“Entre morrer de fome e morrer de doença, prefiro morrer de doença com a barriga cheia”

Braço do Norte é considerado pelo Governo do Estado de Santa Catarina o epicentro do Covid-19 no sul do Estado. Proporcionalmente, pelo número de habitantes e casos confirmados, o município concentra o maior índice, com 9 casos. A forma mais eficaz de se combater a pandemia é o isolamento das pessoas, evitando assim a circulação do vírus. Medidas como o fechamento do comércio e diminuição do ritmo das indústrias, foram adotadas para evitar que mais pacientes procurem o hospital. Atualmente dois moradores de Braço do Norte estão na UTI do Hospital Nossa Senhora da Conceição. Os demais casos estão sendo tratados com isolamento residencial.

Duas correntes iniciaram após a manifestação de Jair Bolsonaro, na última terça-feira à noite em cadeia de rádio e teve. O presidente solicitou o retorno imediato das rotinas de trabalho e estudo, indo na contramão do que foi solicitado por governadores e prefeitos de diversos Estados e municípios.

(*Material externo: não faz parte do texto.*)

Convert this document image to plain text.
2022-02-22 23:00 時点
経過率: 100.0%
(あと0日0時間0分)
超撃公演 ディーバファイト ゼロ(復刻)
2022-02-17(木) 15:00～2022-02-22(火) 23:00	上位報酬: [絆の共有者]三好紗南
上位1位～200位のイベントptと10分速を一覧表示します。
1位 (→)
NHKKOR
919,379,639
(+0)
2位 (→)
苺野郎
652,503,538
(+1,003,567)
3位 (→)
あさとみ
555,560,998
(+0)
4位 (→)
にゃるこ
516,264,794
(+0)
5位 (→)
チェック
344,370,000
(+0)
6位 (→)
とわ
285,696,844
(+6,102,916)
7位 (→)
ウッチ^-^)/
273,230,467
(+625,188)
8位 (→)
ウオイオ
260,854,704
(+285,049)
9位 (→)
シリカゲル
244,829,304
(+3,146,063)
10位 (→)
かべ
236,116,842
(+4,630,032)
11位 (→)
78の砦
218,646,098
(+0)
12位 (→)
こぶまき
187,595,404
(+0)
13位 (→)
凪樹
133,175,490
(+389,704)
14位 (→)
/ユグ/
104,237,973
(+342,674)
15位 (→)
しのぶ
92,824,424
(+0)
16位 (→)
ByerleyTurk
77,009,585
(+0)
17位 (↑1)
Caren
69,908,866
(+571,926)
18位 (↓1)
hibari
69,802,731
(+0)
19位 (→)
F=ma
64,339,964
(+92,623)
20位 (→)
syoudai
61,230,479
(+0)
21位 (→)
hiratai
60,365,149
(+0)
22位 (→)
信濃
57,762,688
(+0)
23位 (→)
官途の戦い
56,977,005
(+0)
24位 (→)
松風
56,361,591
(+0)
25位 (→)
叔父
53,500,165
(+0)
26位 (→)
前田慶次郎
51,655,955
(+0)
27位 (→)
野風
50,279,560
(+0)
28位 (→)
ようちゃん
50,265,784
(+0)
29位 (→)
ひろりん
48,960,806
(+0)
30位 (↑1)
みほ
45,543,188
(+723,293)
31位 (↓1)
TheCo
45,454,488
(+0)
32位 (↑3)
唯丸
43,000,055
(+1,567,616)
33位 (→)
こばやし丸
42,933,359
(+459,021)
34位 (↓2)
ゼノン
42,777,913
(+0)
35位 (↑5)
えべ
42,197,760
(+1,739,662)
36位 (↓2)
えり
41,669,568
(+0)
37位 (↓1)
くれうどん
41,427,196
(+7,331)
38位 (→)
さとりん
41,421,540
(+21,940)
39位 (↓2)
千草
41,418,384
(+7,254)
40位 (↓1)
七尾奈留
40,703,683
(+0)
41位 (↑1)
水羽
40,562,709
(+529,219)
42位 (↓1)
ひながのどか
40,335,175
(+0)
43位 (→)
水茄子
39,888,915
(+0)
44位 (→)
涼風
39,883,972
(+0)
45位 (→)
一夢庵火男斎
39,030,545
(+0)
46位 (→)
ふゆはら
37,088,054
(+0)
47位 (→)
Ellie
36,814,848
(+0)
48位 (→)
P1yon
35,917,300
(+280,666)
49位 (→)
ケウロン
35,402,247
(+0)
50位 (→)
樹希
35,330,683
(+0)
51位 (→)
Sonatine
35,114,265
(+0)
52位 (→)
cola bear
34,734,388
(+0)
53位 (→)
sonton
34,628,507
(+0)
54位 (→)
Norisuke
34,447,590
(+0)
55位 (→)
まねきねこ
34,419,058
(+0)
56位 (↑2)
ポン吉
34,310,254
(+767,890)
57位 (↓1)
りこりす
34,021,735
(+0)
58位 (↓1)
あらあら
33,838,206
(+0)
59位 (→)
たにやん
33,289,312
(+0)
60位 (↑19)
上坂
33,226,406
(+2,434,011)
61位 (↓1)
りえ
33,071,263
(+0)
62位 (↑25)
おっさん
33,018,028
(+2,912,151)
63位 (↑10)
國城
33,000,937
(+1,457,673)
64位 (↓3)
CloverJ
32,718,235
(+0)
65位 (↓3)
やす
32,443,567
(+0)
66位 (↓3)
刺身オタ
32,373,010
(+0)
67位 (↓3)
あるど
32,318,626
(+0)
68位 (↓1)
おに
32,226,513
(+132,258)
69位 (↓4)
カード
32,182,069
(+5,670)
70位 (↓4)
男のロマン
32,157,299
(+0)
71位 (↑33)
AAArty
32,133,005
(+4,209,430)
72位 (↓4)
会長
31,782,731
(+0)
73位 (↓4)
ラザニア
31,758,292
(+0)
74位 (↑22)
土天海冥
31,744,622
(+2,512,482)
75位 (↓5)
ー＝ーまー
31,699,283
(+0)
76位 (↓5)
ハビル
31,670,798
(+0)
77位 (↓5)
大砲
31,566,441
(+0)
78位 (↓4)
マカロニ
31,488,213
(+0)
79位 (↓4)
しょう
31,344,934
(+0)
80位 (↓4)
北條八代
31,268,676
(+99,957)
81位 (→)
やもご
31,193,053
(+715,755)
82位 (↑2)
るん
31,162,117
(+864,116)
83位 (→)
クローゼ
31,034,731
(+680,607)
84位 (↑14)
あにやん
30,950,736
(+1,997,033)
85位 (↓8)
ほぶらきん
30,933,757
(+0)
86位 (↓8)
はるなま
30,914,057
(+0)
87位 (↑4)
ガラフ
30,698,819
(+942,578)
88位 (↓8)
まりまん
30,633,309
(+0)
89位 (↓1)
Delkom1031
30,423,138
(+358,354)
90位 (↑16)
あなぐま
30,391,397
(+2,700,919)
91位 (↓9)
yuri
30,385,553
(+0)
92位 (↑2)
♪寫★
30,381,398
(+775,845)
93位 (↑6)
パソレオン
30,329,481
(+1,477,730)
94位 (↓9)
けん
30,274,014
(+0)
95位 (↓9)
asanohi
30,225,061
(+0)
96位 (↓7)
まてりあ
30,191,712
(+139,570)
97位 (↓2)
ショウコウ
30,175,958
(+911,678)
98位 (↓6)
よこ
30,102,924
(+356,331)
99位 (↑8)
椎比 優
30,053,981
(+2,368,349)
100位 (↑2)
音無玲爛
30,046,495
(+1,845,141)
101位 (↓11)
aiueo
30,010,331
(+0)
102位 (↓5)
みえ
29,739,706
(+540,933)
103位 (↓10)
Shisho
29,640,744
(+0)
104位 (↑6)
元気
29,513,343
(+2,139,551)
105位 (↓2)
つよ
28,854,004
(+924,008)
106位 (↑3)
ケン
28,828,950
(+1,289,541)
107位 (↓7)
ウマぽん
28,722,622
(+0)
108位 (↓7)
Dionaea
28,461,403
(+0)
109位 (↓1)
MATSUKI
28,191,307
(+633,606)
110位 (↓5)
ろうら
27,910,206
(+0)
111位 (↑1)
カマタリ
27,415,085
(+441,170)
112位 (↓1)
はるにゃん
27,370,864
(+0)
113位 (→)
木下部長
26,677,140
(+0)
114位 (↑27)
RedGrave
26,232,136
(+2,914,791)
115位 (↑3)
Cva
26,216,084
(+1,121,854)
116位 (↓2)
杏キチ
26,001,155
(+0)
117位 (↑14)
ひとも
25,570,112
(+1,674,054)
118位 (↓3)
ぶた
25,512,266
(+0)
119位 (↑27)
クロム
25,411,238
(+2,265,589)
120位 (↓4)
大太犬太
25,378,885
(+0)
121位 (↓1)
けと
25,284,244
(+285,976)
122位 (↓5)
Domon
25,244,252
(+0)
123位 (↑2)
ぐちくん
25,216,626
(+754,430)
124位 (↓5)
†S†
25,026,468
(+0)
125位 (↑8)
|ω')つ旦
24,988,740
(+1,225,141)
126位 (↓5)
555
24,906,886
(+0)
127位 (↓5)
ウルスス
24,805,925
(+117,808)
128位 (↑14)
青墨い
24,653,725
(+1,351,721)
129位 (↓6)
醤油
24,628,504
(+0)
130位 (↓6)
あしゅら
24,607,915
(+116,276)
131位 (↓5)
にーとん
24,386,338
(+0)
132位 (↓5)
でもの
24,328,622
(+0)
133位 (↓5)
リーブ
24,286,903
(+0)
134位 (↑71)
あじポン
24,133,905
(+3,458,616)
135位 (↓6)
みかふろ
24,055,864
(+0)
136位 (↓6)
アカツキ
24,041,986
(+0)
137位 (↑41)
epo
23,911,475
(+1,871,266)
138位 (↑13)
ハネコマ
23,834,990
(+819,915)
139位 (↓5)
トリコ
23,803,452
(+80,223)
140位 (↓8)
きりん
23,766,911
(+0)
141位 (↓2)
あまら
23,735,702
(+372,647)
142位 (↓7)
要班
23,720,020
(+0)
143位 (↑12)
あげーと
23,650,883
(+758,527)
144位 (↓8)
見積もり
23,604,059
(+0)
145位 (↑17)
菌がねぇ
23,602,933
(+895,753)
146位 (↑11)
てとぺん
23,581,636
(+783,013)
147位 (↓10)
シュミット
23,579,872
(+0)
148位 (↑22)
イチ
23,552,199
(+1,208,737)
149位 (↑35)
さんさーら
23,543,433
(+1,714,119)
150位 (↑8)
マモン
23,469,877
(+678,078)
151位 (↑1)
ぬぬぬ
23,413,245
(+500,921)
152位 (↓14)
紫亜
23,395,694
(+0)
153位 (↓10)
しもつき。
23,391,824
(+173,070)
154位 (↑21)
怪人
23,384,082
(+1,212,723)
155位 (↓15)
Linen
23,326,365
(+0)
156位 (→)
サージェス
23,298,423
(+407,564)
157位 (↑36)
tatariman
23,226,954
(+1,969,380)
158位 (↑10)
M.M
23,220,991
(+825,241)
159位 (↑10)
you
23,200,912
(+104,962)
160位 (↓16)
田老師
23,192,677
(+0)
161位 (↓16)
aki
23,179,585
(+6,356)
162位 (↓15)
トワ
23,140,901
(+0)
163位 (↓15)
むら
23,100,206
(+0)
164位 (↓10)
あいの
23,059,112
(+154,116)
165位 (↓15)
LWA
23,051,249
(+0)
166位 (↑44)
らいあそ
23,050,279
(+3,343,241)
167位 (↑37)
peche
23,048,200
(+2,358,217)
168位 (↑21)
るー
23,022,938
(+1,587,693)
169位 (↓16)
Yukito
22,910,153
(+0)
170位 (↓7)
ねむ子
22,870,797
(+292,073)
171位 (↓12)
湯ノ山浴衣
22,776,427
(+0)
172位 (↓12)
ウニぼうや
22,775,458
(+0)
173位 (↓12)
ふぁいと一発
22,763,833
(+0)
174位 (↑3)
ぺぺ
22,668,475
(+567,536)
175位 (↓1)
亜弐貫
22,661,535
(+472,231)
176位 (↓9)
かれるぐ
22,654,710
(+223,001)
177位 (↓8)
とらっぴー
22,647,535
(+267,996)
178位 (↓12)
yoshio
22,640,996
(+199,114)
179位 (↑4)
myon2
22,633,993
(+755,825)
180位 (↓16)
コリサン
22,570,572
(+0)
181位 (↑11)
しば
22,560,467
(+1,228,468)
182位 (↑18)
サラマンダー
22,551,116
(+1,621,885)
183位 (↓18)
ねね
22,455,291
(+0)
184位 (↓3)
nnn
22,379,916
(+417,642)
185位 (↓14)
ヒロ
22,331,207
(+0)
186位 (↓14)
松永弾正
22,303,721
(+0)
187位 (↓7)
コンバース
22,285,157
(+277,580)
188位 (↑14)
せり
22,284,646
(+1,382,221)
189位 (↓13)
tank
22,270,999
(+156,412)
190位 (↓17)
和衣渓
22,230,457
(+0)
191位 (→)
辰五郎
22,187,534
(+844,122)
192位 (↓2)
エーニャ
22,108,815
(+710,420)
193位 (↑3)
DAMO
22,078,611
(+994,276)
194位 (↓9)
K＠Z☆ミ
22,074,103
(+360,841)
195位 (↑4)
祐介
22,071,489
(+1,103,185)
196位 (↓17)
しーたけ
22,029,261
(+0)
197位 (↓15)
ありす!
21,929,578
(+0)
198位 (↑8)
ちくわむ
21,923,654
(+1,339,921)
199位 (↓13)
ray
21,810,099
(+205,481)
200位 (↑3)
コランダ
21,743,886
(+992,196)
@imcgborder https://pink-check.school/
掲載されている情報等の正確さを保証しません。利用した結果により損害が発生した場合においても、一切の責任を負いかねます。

Em Braço do Norte, o prefeito Beto Marcelino solicitou nesta sexta-feira pela manhã que seja respeitada a quarentena e que, a partir do dia 1 de abril, se retorne, aos poucos, ao ritmo de trabalho nas lojas e estabelecimentos que já podem reabrir. Respeitando sempre as exigências de cuidados para não proliferar o contágio.

Mas, nem todos pensam como o prefeito Beto. Em redes sociais o que mais se observa são manifestações de pessoas que acham exageradas as atitudes tomadas pelos governantes.

O ex-prefeito de Braço do Norte, Ademir Matos (MDB), cerca de duas horas depois do pronunciamento de Beto, compartilhou nas redes sociais uma matéria com a declaração polêmica do prefeito de Sapezal, Valcir Casagrande (PSC). Ele afirma que “entre morrer de fome e morrer de doença, prefere morrer de doença com a barriga cheia”, fazendo referência à pandemia da Covid-19 e se posicionando contra o decreto de isolamento social que proíbe o funcionamento de serviços não essenciais em todo o Estado de Mato Grosso.